La magie des nerds ou Comment se construire sa propre religion
J'ai connu la magie du Chaos par les écrits de Grant Morrison (simple magicien et représentant de cette "croyance" dans la culture pop) qui avait mis à profit une méthode très facile pour créer un rituel avec l'aide des lecteurs de sa série The Invisibles, à l'époque où celle ci menaçait d'être annulé faute de vente.
Le rituel consistait à demander à son lectorat de se masturber en pensant très fort à la série afin de collecter une énergie spirituelle suffisante à ce que la série continue d''être publié. Difficile de dire ensuite si c'est le rituel ou la détermination du lectorat qui communiquait avec Morrison par le biais du courrier des lecteurs qui sauva la série, mais elle continua d'exister par la suite.
Qu'importe de toute façon car car la magie du chaos ne fonctionne pas nécessairement sur l'efficacité de ses divinités mais sur la force spirituelle de ses magiciens. L'influence sur la réalité que la psyché humaine peut avoir selon les adeptes de cette magie tient beaucoup du développement de la force de caractère et de l'individualité. Ainsi, quand dans les premiers chapitres Andrieh Vitimus détaille des méthodes de relaxation pour permettre l'utilisation de ses pouvoirs spirituels, on peut y lire aussi une méthode pour gagner confiance en soi décrite avec un vocabulaire magique à la place d'un blabla psychologique light.
Ce n'est par la suite que la question de la magie devient plus proéminence et que l'on parle d'invocation. Pourtant, là encore, c'est surtout la force de caractère et l'imagination du magicien qui est mis en oeuvre. La Magie du Chaos ne repose en effet pas sur des divinités précises mais sur les esprits que vous souhaitez invoquer, qu'il soit associé à une religion particulière ou à un film, un dessin animé ou une bande dessinée. L'important est que vous croyez dans cet entité. On peut voir dans cette logique une application des "règles" de nombreuses histoires utilisant des personnages de fiction dans un univers "réel", qui veut que les personnages bénéficient d'un pouvoir égale au nombre de personnes ayant foi en eux.

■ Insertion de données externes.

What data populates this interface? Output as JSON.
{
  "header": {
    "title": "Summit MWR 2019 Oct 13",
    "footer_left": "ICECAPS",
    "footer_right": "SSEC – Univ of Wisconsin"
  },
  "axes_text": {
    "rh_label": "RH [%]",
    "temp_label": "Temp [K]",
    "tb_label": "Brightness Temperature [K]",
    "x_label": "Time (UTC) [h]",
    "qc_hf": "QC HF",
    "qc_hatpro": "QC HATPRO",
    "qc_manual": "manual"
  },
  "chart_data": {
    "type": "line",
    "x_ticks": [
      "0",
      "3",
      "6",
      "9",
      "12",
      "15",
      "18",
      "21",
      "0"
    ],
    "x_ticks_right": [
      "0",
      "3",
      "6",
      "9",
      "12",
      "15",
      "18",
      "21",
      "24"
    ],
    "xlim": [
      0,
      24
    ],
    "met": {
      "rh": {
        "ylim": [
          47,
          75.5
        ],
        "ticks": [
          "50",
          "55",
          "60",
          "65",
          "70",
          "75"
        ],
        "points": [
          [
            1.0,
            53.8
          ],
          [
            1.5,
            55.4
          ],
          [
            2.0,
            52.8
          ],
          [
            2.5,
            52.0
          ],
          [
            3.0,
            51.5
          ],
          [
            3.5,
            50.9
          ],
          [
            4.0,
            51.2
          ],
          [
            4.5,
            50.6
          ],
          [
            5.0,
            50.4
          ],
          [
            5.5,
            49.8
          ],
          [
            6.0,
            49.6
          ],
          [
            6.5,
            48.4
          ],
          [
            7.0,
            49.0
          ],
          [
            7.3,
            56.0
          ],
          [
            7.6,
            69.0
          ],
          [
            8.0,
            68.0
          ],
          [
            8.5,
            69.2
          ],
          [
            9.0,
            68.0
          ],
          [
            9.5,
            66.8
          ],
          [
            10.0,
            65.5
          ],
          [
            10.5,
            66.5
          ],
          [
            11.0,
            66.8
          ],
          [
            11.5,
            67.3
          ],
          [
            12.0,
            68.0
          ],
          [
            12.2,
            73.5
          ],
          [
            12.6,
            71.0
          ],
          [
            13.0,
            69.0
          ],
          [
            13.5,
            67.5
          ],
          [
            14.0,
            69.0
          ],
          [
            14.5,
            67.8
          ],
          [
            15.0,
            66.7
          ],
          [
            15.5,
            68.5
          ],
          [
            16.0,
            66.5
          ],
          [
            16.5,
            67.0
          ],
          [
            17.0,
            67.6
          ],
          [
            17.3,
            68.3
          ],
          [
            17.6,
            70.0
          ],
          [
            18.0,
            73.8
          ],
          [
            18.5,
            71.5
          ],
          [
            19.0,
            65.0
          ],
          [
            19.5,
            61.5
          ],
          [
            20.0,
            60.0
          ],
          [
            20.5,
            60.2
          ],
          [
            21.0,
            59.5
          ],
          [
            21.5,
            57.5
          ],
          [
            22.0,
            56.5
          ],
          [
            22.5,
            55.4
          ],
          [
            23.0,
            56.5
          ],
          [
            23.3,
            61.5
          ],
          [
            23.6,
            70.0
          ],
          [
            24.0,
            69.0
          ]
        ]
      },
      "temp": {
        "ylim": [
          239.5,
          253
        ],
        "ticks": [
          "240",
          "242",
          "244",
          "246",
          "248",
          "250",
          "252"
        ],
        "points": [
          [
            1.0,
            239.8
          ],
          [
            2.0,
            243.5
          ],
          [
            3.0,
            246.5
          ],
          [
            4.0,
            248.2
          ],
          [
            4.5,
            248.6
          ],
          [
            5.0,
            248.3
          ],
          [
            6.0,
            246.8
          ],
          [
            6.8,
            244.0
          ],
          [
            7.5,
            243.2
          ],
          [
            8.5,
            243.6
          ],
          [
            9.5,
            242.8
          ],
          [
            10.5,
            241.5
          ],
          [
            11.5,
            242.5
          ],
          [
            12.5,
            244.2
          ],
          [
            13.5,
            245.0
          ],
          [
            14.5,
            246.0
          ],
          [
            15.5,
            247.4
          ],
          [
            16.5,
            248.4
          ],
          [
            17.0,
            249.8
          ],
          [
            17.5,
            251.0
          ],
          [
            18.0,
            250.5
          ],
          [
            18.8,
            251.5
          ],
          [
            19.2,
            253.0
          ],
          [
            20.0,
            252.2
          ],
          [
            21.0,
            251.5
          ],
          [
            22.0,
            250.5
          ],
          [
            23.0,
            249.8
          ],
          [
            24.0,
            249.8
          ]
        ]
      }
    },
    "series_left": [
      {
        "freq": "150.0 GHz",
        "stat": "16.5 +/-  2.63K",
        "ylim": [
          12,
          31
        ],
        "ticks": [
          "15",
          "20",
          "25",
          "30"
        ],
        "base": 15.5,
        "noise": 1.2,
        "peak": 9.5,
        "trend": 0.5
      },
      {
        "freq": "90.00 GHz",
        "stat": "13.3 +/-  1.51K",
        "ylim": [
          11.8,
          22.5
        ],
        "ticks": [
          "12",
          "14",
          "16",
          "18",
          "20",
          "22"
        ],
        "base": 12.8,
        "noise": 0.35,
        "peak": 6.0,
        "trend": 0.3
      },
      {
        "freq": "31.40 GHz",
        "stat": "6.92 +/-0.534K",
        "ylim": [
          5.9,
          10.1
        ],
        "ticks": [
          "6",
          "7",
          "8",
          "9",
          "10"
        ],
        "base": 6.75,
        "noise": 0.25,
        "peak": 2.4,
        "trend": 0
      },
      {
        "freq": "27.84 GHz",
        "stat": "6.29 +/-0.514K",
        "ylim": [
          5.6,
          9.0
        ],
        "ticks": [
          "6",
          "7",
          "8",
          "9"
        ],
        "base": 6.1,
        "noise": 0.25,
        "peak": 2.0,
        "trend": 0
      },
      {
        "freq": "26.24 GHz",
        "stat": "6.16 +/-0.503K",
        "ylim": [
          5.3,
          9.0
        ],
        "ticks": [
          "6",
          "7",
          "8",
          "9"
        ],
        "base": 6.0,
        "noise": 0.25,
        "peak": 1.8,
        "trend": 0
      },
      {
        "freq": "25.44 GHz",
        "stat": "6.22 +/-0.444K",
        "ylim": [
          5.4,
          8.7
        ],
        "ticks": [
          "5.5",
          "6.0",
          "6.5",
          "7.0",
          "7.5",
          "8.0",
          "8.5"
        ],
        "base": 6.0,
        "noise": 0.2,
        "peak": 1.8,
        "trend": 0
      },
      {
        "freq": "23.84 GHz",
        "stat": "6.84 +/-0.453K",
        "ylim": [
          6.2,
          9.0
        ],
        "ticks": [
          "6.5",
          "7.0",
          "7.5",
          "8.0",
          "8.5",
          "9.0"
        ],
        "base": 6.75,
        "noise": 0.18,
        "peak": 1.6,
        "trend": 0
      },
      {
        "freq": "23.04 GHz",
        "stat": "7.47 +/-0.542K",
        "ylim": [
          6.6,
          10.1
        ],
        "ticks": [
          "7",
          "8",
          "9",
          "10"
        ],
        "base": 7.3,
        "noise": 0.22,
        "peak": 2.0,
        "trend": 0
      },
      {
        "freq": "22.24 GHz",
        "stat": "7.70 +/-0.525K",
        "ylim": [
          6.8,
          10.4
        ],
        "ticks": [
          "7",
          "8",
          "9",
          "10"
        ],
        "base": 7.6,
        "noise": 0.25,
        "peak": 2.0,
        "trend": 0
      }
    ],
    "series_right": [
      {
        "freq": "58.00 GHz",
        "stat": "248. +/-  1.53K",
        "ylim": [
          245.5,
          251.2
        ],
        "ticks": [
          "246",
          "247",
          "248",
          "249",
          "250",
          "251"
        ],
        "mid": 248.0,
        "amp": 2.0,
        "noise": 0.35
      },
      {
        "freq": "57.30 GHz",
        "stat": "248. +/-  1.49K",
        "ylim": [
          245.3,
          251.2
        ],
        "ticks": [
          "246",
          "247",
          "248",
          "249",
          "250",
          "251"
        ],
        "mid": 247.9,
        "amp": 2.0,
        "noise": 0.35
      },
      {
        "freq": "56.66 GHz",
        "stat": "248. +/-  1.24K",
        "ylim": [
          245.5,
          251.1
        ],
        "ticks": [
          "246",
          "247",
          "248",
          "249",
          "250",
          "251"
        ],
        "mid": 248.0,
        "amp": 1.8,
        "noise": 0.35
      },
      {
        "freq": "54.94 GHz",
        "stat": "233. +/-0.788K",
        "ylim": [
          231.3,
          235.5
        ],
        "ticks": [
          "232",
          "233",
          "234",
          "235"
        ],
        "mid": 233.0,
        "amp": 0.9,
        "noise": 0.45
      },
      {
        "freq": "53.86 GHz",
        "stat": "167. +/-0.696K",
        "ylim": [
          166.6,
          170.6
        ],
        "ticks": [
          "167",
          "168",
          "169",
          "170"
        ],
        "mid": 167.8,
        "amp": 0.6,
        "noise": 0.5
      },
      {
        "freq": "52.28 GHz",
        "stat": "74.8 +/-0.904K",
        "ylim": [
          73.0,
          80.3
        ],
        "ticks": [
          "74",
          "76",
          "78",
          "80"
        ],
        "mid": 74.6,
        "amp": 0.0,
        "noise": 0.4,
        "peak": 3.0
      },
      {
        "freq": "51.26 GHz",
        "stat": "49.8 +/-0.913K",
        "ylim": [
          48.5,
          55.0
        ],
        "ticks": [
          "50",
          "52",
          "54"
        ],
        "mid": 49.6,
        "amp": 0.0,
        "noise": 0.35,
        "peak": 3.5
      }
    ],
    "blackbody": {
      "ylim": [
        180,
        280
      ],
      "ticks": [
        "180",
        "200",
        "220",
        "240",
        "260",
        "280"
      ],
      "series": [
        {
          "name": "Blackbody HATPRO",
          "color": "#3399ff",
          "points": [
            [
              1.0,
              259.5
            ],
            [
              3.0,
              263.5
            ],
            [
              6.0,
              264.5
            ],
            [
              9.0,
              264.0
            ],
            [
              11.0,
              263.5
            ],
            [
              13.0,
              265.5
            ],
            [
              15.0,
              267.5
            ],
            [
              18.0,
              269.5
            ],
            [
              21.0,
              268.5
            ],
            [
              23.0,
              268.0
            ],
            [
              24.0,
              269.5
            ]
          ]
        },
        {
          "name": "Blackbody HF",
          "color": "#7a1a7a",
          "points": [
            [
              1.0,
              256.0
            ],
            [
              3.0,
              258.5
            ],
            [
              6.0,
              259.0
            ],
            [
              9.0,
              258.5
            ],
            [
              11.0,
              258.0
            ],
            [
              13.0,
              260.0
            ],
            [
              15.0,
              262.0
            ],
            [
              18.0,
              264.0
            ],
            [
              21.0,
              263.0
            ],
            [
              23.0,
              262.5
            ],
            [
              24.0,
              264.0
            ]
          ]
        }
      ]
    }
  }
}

A partir de là, l'invocation ne devient plus le résultat de magie tel qu'on l'entends dans des sectes ou dans les spectacles d'illusionnisme, ou presque, puisque c'est le pouvoir de l'imagination qui prime dans l'invocation. Cependant, ce paradoxe entre l'utilisation du vocabulaire de la magie et de l'auto persuasion n'est jamais résolu (mais le contraire aurait été étonnant avec un titre pareille) ce qui fait de ce livre une lecture curieuse pour le sceptique que je suis, incapable de savoir où commence pour l'aspirant magicien la dangerosité de la création d'un monde imaginaire dont le manque de règle rend les efforts pour invoquer un quelconque esprit assez vain si ce n'est dans la manifestation d'une force d'auto-persuasion suffisante pour faire en sorte que l'évènement désiré se réalise.
Pour sauver le monde, faudra donc repasser.